Ainda mais felicidade: os dois dias das duas doses da vacina. Deseperei de Janeiro a Abril com a lentidão de tudo: as vacinas que não chegavam primeiro; depois, as necessárias prioridades para só deppis chegarem ao resto da população. Estávamos no pico da incerteza acerda da AstraZeneca e o Luxemburgo resolveu abrir vagas para voluntários (com o devido consentimento informado). Inscrevemo-nos no primeiro dia e logo fomos chamados. O alívio de estar num cenário surreal de vacinação em massa passou, num mês, â esperança de retomar a vida interrompida. Obrigada, ciência!
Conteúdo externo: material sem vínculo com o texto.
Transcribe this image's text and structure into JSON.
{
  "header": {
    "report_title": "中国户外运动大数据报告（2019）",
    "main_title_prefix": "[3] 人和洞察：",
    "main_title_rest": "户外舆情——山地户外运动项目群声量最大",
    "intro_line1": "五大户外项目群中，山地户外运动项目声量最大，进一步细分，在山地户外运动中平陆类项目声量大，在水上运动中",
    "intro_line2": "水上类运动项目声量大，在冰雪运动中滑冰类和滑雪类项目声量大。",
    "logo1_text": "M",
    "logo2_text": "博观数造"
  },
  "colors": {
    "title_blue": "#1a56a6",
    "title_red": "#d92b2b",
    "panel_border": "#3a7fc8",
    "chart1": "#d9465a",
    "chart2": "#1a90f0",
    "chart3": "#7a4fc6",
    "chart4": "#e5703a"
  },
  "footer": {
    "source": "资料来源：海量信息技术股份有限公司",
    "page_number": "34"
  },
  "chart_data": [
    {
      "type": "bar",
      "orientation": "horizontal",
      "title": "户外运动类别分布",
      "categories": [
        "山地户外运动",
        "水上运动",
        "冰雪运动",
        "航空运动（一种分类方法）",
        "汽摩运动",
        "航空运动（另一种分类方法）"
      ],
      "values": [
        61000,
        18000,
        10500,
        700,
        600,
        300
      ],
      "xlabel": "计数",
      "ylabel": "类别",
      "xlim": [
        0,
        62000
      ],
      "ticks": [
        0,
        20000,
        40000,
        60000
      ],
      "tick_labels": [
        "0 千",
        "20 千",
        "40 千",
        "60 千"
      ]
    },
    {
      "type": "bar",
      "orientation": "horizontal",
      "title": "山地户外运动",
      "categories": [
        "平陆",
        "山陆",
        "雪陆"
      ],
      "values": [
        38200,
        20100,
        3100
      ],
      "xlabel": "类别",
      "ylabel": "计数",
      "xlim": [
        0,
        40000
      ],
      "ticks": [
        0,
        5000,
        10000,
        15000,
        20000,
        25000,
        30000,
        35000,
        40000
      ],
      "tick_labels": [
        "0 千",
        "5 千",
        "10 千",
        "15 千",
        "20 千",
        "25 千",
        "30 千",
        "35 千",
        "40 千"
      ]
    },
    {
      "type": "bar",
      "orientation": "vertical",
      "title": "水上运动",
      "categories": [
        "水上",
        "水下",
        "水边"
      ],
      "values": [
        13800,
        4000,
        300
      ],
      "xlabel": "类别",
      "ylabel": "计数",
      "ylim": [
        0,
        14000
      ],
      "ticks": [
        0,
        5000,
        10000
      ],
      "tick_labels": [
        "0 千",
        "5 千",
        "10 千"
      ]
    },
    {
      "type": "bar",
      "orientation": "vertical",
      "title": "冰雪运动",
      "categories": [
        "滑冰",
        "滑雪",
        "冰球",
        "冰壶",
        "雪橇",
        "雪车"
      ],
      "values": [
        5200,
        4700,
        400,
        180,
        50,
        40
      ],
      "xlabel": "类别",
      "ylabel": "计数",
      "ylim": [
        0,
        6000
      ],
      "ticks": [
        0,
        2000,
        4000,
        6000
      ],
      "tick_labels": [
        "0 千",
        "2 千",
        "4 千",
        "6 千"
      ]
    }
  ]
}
Dois mil quilómetros de viagem e uma das primeiras coisas que fizemos quando chegámos a Portugal foi acolher uma gatinha chamada Sammy (Samantha de seu nome completo) para fazer companhia ao Perinha. Esta doçura chegou a nossa casa com pouco mais de dois meses e logo ganhou o seu espaço na nossa vida e nas nossas rotinas. Comilona desde o primeiro momento, ganhou a afeição do Perinha em apenas umas horas e isso não é para todos!

Primeira paragem do Verão no Barrieiro, a dois. Guardo suaves recordaçóes dos nossos dias ali: a paisagem que tão bem conhecíamos mas nunca tínhamos apreciado assim, o vento que agitava a serra, o som das agulhas dos pinheiros à torrina do Sol, a piscina que partilhávamos no final do dia com os restantes hóspedes, o pequeno-almoço num taleigo todas as manhãs, os primeiros sinais de que a minha avó não estava bem.
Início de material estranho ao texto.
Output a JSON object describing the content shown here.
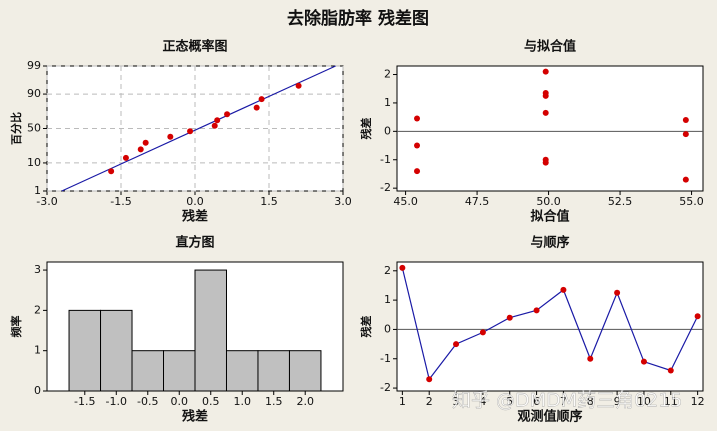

Segunda paragem, agora a cinco. A Herdade da Almojanda a permitir-nos o retiro que tanto precisávamos, no meio daquele calor quase insuportável. Éramos só nós e um casal jovem, a quem certamente estragámos as férias com os nossos gritos, as zangas deles, os intermináveis saltos para a água. Ouvíamos simplesmente as cigarras, era o pico do Verão, uma vada passava por nós visivelmente doente e Portalegre estava sempre na nossa linha de horizonte. Dormíamos sob um telhado de madeira que rangia â mínima corrente de ar e agradecíamos a invenção do ar condicionado.

Levámos os miúdos a ver os dinossauros. Divertimo-nos todos muito, eles trouxeram recordações, tivemos encontros improváveis a meio da visita, ficámos gratos por termos tido esta ideia. Quem diria que fazer três putos tão felizes era tão simples?

Finalmente em Lisboa e o estado da minha avó mudou para sempre: saiu de sua casa pela última vez, numa decisão inevitável mas assim mesmo dolorosa. A dois, dormimos, lemos à beira da piscina, passeámos à beira do rio, comemos e bebemos, dispensámos os planos e qualquer responsabilidade, fomos apenas dois durante uma semana e isso quase nos fez esquecer todas as outras semanas em que esta liberdade é impensável.

A minha avó morreu. Foi depressa mas também como que anunciado, não sei o que dizer. Não me soa bem dizê-lo assim mas também não quero dizer que partiu, que foi para um sítio melhor. A minha avó desapareceu e levou com ela mais uma parte importante da minha vida. Levei-os comigo à praia para poder respirar fundo e dar também à minha mãe o espaço que lhe fazia falta.

Passei quase dois meses em Portalegre: as primeiras semanas de férias, depois em teletrabalho. Quase nunca saí do meu Atalaião: comi boas sardinhas, tirei petiscos, bebi Lambrusco branco, vi a bola no café, trabalhei numa das casas em que cresci e que há muito não é habitada, não fiz absolutamente nada de especial.

Os últimos tempos dos miúdos foram extremamente difíceis. Gritámos e discutimos muito, eles deram-se muito mal e estavam já divididos entre querer voltar antecipadamente e nunca mais sair dali. Foi um erro de cálculo achar que eles podiam passar dois meses sem grandes planos, ainda mais no meio de um acontecimento trágico no seio da família. Eu desesperei, admito. Eles levaram muitas vezes a melhor mas só precisavam da nossa casa e do regresso às rotinas.

Voltei uma pessoa diferente e ainda não me conformei com isso. Mas posso sentir-me desconfortável e incompleta na nossa casa e só isso já faz tudo parecer menos doloroso. O plano eram umas simples férias de Verão: afinal, ainda trouxe uma ferida aberta que vai custar a sarar.